Known as Gullah in the Carolinas and Geechee in Florida and Georgia, the culture generally remained intact because of the scattered sea islands’ isolation along the coast. Now those islands are as likely to have golf courses and plush upscale resorts as much as the tiny fishing and farming hamlets unique to the Gullah.

Last week, the first of four public meetings was scheduled along the northern South Carolina coast to discuss plans for establishing a commission and its efforts to preserve the culture.

This federal effort began when the Gullah-Geechee Cultural Heritage Corridor, which extends from Wilmington, N.C., to Jacksonville, Fla., was designated by Congress last year. The measure was shepherded by Rep. James E. Clyburn, South Carolina Democrat, now majority whip.

“Time is of the essence in beginning the work of the commission to preserve and protect the Gullah-Geechee cultural treasures,” Mr. Clyburn said.

The federal act calls for spending $10 million over the next decade to promote and protect Gullah sites and the creation of a Coastal Heritage Center.

Some commissioners will be nominated by state historic preservation officers. Others will be specialists in historic preservation, anthropology and folklore. The nominating period began this week and closes at the end of March.

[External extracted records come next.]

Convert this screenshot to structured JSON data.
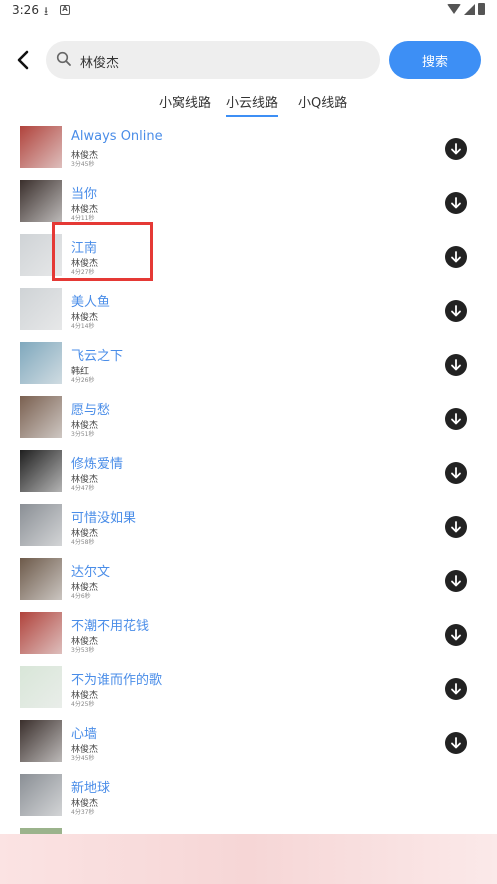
{
  "status_bar": {
    "time": "3:26"
  },
  "header": {
    "search_value": "林俊杰",
    "search_button": "搜索"
  },
  "tabs": [
    {
      "label": "小窝线路",
      "active": false
    },
    {
      "label": "小云线路",
      "active": true
    },
    {
      "label": "小Q线路",
      "active": false
    }
  ],
  "songs": [
    {
      "title": "Always Online",
      "artist": "林俊杰",
      "duration": "3分45秒",
      "cover_color": "#b0433c"
    },
    {
      "title": "当你",
      "artist": "林俊杰",
      "duration": "4分11秒",
      "cover_color": "#3a2f2c"
    },
    {
      "title": "江南",
      "artist": "林俊杰",
      "duration": "4分27秒",
      "cover_color": "#cfd3d6"
    },
    {
      "title": "美人鱼",
      "artist": "林俊杰",
      "duration": "4分14秒",
      "cover_color": "#cfd3d6"
    },
    {
      "title": "飞云之下",
      "artist": "韩红",
      "duration": "4分26秒",
      "cover_color": "#7fa8bd"
    },
    {
      "title": "愿与愁",
      "artist": "林俊杰",
      "duration": "3分51秒",
      "cover_color": "#7a6050"
    },
    {
      "title": "修炼爱情",
      "artist": "林俊杰",
      "duration": "4分47秒",
      "cover_color": "#1f1f1f"
    },
    {
      "title": "可惜没如果",
      "artist": "林俊杰",
      "duration": "4分58秒",
      "cover_color": "#8a8f95"
    },
    {
      "title": "达尔文",
      "artist": "林俊杰",
      "duration": "4分6秒",
      "cover_color": "#6d5a4a"
    },
    {
      "title": "不潮不用花钱",
      "artist": "林俊杰",
      "duration": "3分53秒",
      "cover_color": "#b0433c"
    },
    {
      "title": "不为谁而作的歌",
      "artist": "林俊杰",
      "duration": "4分25秒",
      "cover_color": "#d8e6d8"
    },
    {
      "title": "心墙",
      "artist": "林俊杰",
      "duration": "3分45秒",
      "cover_color": "#3a2f2c"
    },
    {
      "title": "新地球",
      "artist": "林俊杰",
      "duration": "4分37秒",
      "cover_color": "#8a8f95"
    }
  ],
  "highlighted_song_index": 2,
  "colors": {
    "accent": "#3d8ff5",
    "title": "#4a8de8",
    "highlight": "#e53935"
  }
}
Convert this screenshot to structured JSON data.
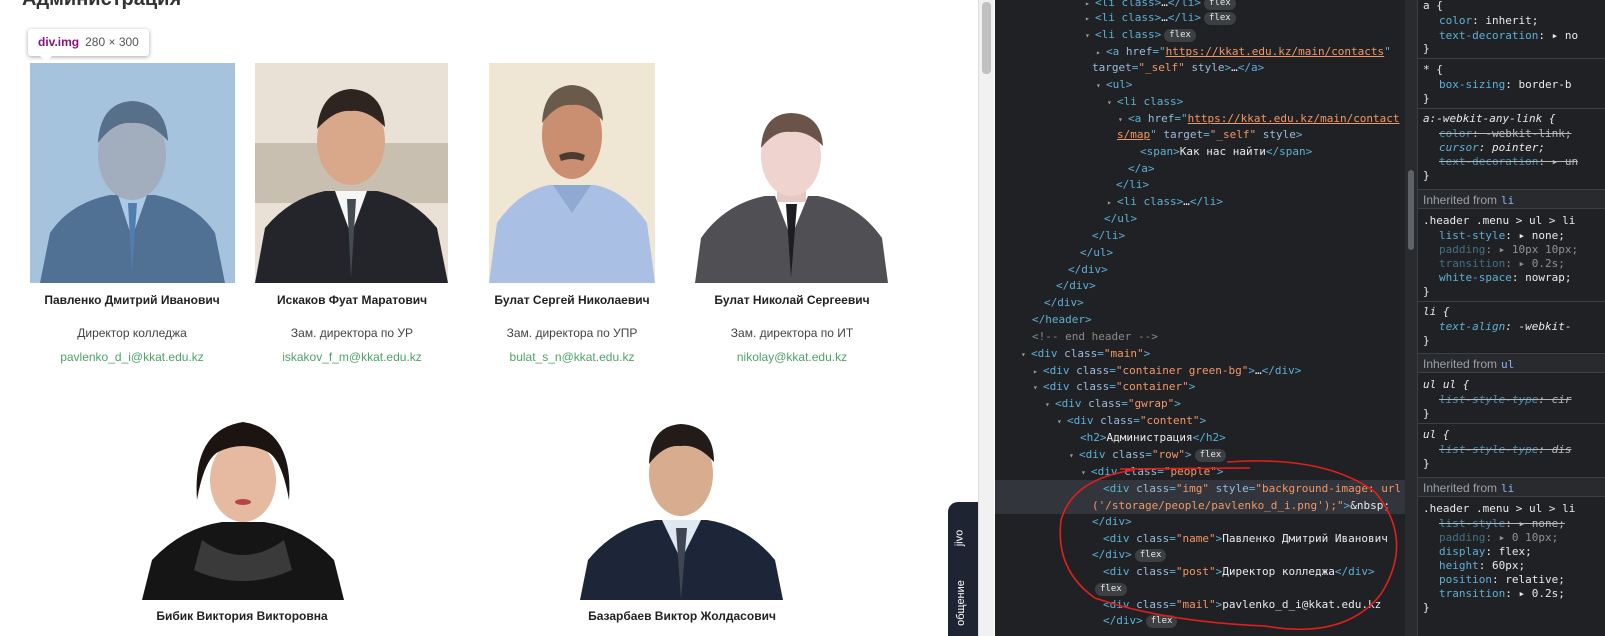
{
  "page": {
    "title": "Администрация",
    "tooltip_tag": "div.img",
    "tooltip_dims": "280 × 300",
    "people": [
      {
        "name": "Павленко Дмитрий Иванович",
        "post": "Директор колледжа",
        "mail": "pavlenko_d_i@kkat.edu.kz"
      },
      {
        "name": "Искаков Фуат Маратович",
        "post": "Зам. директора по УР",
        "mail": "iskakov_f_m@kkat.edu.kz"
      },
      {
        "name": "Булат Сергей Николаевич",
        "post": "Зам. директора по УПР",
        "mail": "bulat_s_n@kkat.edu.kz"
      },
      {
        "name": "Булат Николай Сергеевич",
        "post": "Зам. директора по ИТ",
        "mail": "nikolay@kkat.edu.kz"
      },
      {
        "name": "Бибик Виктория Викторовна"
      },
      {
        "name": "Базарбаев Виктор Жолдасович"
      }
    ],
    "jivo_label": "jivo",
    "jivo_label2": "общение"
  },
  "devtools": {
    "elements": {
      "flex_badge": "flex",
      "url_contacts": "https://kkat.edu.kz/main/contacts",
      "url_map_1": "https://kkat.edu.kz/main/contact",
      "url_map_2": "s/map",
      "span_text": "Как нас найти",
      "comment": "<!-- end header -->",
      "h2_text": "Администрация",
      "img_style_1": "background-image: url",
      "img_style_2": "('/storage/people/pavlenko_d_i.png');",
      "nbsp": "&nbsp;",
      "name_text": "Павленко Дмитрий Иванович",
      "post_text": "Директор колледжа",
      "mail_text": "pavlenko_d_i@kkat.edu.kz"
    },
    "styles": {
      "rules": [
        {
          "selector": "a {",
          "props": [
            [
              "color",
              "inherit;"
            ],
            [
              "text-decoration",
              "▸ no"
            ]
          ]
        },
        {
          "selector": "* {",
          "props": [
            [
              "box-sizing",
              "border-b"
            ]
          ]
        },
        {
          "selector": "a:-webkit-any-link {",
          "props": [
            [
              "color",
              "-webkit-link;"
            ],
            [
              "cursor",
              "pointer;"
            ],
            [
              "text-decoration",
              "▸ un"
            ]
          ]
        },
        {
          "selector": ".header .menu > ul > li",
          "props": [
            [
              "list-style",
              "▸ none;"
            ],
            [
              "padding",
              "▸ 10px 10px;"
            ],
            [
              "transition",
              "▸ 0.2s;"
            ],
            [
              "white-space",
              "nowrap;"
            ]
          ]
        },
        {
          "selector": "li {",
          "props": [
            [
              "text-align",
              "-webkit-"
            ]
          ]
        },
        {
          "selector": "ul ul {",
          "props": [
            [
              "list-style-type",
              "cir"
            ]
          ]
        },
        {
          "selector": "ul {",
          "props": [
            [
              "list-style-type",
              "dis"
            ]
          ]
        },
        {
          "selector": ".header .menu > ul > li",
          "props": [
            [
              "list-style",
              "▸ none;"
            ],
            [
              "padding",
              "▸ 0 10px;"
            ],
            [
              "display",
              "flex;"
            ],
            [
              "height",
              "60px;"
            ],
            [
              "position",
              "relative;"
            ],
            [
              "transition",
              "▸ 0.2s;"
            ]
          ]
        }
      ],
      "inherited_label": "Inherited from",
      "inherited_li": "li",
      "inherited_ul": "ul"
    }
  }
}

Three years ago, the National Trust for Historic Preservation listed the Gullah coast as one of the nation’s most endangered historic places. The trust said new roads and bridges have opened the sea islands to development while family cemeteries, archaeological sites and fishing grounds are being destroyed or placed off limits.

Another threat to the Gullah coast is ownership of land by many black families. Land has passed down for generations without a will and is owned by dozens of descendants.

Because the land can’t be split into dozens of pieces, judges often order the sale of the entire parcel with the relatives spliting the proceeds.